Saf su içinde özellikle çocuklar ve yaşlılar için gerekli olan, kalsiyum, magnezyum, bikarbonat, sülfat, klorür gibi mineraller bulunmaz. Saf Su içinde önceden var olan minerallerin, damıtma gibi yöntemlerle, alınmış olduğu sudur. Sertlik değeri çok düşük olan sular, (örneğin yağmur suyu) bir tür saf su sayılır. İçinde mineral bulunmadığı için tadı yavandır.
İletkenlik ve direnç değerleri sıcaklığa bağlı değişeceğinden bu birimlere ilave olarak sıcaklık değerleri de parantez içerisinde verilmektedir.
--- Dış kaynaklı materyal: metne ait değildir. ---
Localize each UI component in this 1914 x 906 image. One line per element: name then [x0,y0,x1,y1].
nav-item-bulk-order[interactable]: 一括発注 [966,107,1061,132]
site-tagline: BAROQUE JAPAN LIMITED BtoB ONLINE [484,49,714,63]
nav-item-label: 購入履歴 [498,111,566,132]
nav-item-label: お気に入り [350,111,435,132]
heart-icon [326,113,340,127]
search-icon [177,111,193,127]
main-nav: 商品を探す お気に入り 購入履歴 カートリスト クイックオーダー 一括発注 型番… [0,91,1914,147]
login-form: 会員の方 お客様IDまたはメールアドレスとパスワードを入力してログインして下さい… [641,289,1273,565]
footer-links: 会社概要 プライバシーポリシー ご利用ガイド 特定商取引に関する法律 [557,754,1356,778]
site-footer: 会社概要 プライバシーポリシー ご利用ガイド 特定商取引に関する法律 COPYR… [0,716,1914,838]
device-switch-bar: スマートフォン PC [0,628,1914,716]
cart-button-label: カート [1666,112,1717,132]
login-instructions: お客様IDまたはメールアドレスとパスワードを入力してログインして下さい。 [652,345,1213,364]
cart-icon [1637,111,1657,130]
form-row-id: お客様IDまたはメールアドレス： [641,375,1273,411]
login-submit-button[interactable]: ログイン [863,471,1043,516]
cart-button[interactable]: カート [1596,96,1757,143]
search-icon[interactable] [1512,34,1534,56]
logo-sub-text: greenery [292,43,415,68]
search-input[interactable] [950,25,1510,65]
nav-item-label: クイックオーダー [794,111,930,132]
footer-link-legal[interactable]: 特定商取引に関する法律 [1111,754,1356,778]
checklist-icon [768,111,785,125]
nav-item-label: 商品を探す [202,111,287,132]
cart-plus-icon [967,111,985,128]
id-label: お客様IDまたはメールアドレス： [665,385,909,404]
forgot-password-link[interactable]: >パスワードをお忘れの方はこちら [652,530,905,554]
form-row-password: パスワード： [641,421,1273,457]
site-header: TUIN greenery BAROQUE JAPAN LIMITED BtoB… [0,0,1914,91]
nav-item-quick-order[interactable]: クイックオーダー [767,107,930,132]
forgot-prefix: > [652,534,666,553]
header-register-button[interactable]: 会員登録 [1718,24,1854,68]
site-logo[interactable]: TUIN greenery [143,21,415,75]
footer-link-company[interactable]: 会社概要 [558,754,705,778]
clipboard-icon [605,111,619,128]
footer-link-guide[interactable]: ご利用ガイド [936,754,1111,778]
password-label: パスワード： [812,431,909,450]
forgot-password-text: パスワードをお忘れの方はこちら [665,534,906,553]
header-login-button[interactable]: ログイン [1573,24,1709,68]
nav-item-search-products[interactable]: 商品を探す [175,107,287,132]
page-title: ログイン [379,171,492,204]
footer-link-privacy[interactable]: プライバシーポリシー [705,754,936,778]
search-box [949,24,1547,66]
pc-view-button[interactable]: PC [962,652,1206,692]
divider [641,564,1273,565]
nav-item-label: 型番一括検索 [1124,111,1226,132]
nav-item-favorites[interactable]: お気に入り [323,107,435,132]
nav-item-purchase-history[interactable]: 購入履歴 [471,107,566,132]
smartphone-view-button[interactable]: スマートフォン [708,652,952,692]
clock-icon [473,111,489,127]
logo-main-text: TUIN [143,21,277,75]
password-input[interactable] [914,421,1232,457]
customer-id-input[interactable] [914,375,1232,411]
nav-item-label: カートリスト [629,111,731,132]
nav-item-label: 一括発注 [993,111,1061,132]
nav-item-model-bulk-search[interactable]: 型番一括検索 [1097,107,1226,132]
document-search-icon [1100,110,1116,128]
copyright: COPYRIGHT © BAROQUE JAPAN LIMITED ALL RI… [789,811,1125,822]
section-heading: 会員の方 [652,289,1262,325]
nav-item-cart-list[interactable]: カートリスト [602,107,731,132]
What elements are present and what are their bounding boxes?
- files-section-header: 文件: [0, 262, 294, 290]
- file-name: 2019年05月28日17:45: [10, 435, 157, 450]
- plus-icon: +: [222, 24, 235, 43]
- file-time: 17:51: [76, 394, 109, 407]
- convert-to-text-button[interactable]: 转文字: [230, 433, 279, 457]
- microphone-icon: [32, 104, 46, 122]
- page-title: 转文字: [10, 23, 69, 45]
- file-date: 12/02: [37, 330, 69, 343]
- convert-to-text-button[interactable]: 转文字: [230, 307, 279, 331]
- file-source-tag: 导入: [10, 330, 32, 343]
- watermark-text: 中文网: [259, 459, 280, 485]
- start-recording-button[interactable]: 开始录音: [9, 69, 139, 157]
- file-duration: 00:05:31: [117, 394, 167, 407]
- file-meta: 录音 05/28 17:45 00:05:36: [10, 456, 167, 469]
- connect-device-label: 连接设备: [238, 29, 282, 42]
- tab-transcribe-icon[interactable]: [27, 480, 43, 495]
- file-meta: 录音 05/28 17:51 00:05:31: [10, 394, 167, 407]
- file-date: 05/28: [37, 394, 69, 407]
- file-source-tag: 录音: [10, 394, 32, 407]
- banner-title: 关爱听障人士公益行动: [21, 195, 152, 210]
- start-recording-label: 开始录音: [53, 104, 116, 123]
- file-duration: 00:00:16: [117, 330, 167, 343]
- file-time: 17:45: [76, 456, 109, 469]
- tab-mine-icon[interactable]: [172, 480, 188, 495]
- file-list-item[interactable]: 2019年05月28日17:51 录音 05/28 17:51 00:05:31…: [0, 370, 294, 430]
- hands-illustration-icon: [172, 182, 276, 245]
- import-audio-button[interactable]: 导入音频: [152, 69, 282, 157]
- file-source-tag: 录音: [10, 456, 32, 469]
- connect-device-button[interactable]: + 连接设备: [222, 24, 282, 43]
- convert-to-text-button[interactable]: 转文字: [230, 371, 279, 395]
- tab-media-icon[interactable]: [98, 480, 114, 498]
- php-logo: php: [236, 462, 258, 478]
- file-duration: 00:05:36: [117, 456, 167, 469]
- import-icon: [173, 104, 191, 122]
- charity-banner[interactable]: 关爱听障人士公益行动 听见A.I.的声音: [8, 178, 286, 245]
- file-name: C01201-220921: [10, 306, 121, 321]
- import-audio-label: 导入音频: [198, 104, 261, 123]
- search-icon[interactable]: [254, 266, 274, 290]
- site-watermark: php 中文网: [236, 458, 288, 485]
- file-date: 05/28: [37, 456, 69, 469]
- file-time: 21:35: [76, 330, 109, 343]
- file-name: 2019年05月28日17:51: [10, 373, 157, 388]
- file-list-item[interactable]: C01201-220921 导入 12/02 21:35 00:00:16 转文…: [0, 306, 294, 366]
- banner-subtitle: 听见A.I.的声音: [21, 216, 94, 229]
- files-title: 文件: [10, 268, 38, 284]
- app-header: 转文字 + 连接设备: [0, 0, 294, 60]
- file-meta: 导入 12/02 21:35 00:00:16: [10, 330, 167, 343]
Suda çözünmüş halde bulunan tuzlar da artı ve eksi yüklü iyon oluşumuna yol açarak iletkenlik değerini arttırmaktadır. Klorit ve sodyum iyonları da bu nedenle benzer etkiye sahiptir. Ayrıca bazı gazlar da örneğin karbon dioksit iyon oluşumunu pH kadar etkilemektedir.
Daha önceleri suyun saflığını bozan maddelerin miktarları için ayrı ayrı sınır değerler tanımlanırken artık suyun iyon bakımından saflığının esas ölçüsü olarak toplam iletkenlik değeri bir sınır değer belirtilmektedir. İçme suyu kaynak olarak alındığında reverse osmosis, deiyonizasyon, damıtma (distilasyon), iyon değişimi, filtreleme ve diğer uygun metotlar kullanılarak saf su üretilmektedir.
19. yüzyıldan itibaren suyun damıtılmasına yönelik birçok yöntem üzerinde çalışılmış ve özellikle kimya bilimi bu konuya büyük ilgi göstermiştir. Günümüzde tıbbi çalışmalardan ilaç üretimine oldukça geniş bir alanda yapılan tüm laboratuvar çalışmaları, kullanılan saf su sayesinde başarılı olmaktadır. Saf suyun elde edilmesi için kullanılan çifte destilasyon yöntemleri için dahi camdan yapılmış yeni teknik ekipmanlar geliştirilmiştir.
Modern teknoloji sayesinde günümüzde saf su hızlı ve pratik bir şekilde üretilebilmekte ve bilimsel araştırmalar çok daha verimli şekilde sürdürülebilmektedir.